Le Renard convertisseur Louis-Philippe de Ségur (1752 - 1830)

Dans je ne sais quel bois épais,
Près de je ne sais quel village,
Certains renards mauvais sujets,
Vivant de meurtre et de pillage,
S'étaient associés, dit- on,
Pour mettre à contribution
Les campagnes du voisinage.
Dieu sait l'effroi des poules du canton,
Dieu sait aussi le caquetage,
Quand au peuple des basses-cours
Parvint cette affreuse nouvelle !
La terreur fut universelle,
On n'en dormit pas de huit jours.
Mais de cette engeance fatale
Qui pourrait déjouer la malice infernale ?
Qu'on dormît, qu'on ne dormît pas,
Qu'on fût dindon, canard ou poule,
On fuyait en vain le trépas :
Les pauvres gens tombaient en foule
Sous la grifse des scélérats,
Qui faisaient chaque jour leurs quatre bons repas.
Près de là, dans une retraite,
Vivait un jeune anachorète,
Renard aussi, mais de nom seulement,
À l'esprit simple, au cœur honnête,
À l'air candide, et dont la dent
N'avait jamais trempé dans le sang innocent.
De ses frères pleurant le crime,
Tout rempli de douleur et de confusion,
Il résolut un jour dans son zèle sublime
De tenter leur conversion.
Il part sans plus attendre ; il arrive, on l'embrasse :
« C'est un frère, >> dit-on ; chacun lui tend les bras.

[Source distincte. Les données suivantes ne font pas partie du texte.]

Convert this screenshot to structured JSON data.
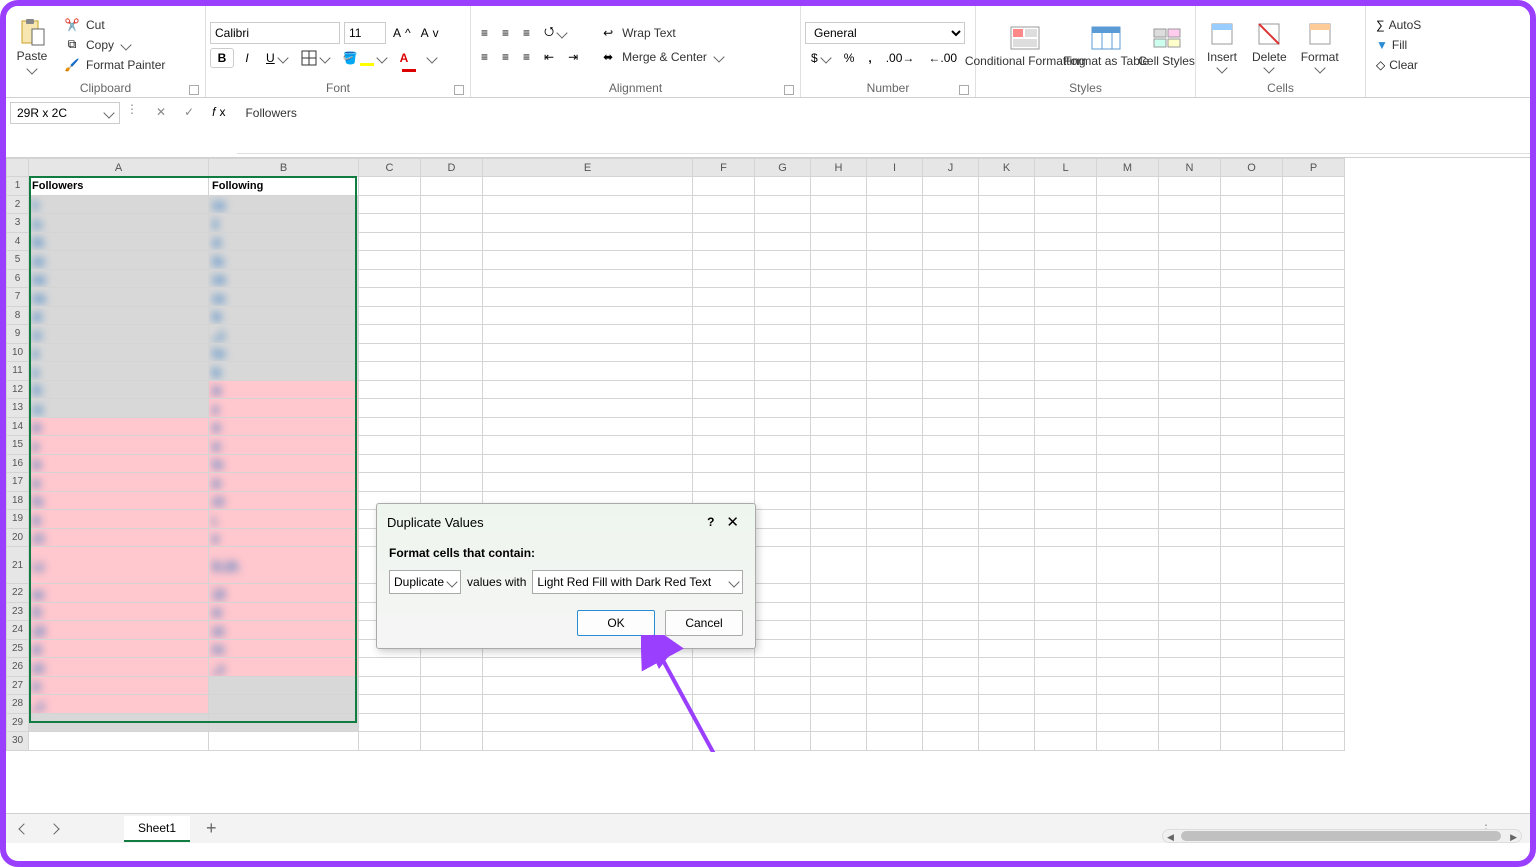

Le voilà dérouté, cet accueil l'embarrasse :
Il veut parler, on ne l'écoute pas.
« Vous avez faim, sans doute ; asseyez-vous de grâce,
Parmi nous prenez votre place,
Nous vous écouterons, mais après le repas. »
Pauvre innocent, que vas-tu faire, hélas ?
A ces discours trompeurs ne prête pas l'oreille,
Fuis la tentation, ou tu succomberas !
Il est vrai, la raison le lui disait tout bas :
Mais il avait si faim, mais il était si las !
Mais il n'avait encor rien pris depuis la veille,
Et le festin que de loin il flairait
Exhalait un si doux fumet !
Et puis, refuser, il n'osait :
C'eût été trop d'impolitesse.
Il accepta donc, ô faiblesse !
S'attabla devant un poulet,
But son sang, dévora sa graisse,
Et, s'il faut que je le confesse,
Il dîna de bon appétit.
Il est vrai que d'abord il secoua la tête,
A leurs sanglants propos ; et puis plus rien ne dit ;
(Un jeune animal est si bête
Au milieu de brigands d'esprit !)
Puis il prêta l'oreille, et rougit, et sourit,
Et puis enfin il applaudit.
Bref, il goûta si fort la fête,
Et prit si vite son parti,
Qu'il devint grand larron de saint anachorète,
Et ce fut le prêcheur qui fut le converti !

Ô vous qui vous croyez apôtres,
Gardez- vous d'un zèle indiscret ;
Éprouvez-vous avant de convertir les autres,
Et surtout n'allez point prêcher au cabaret.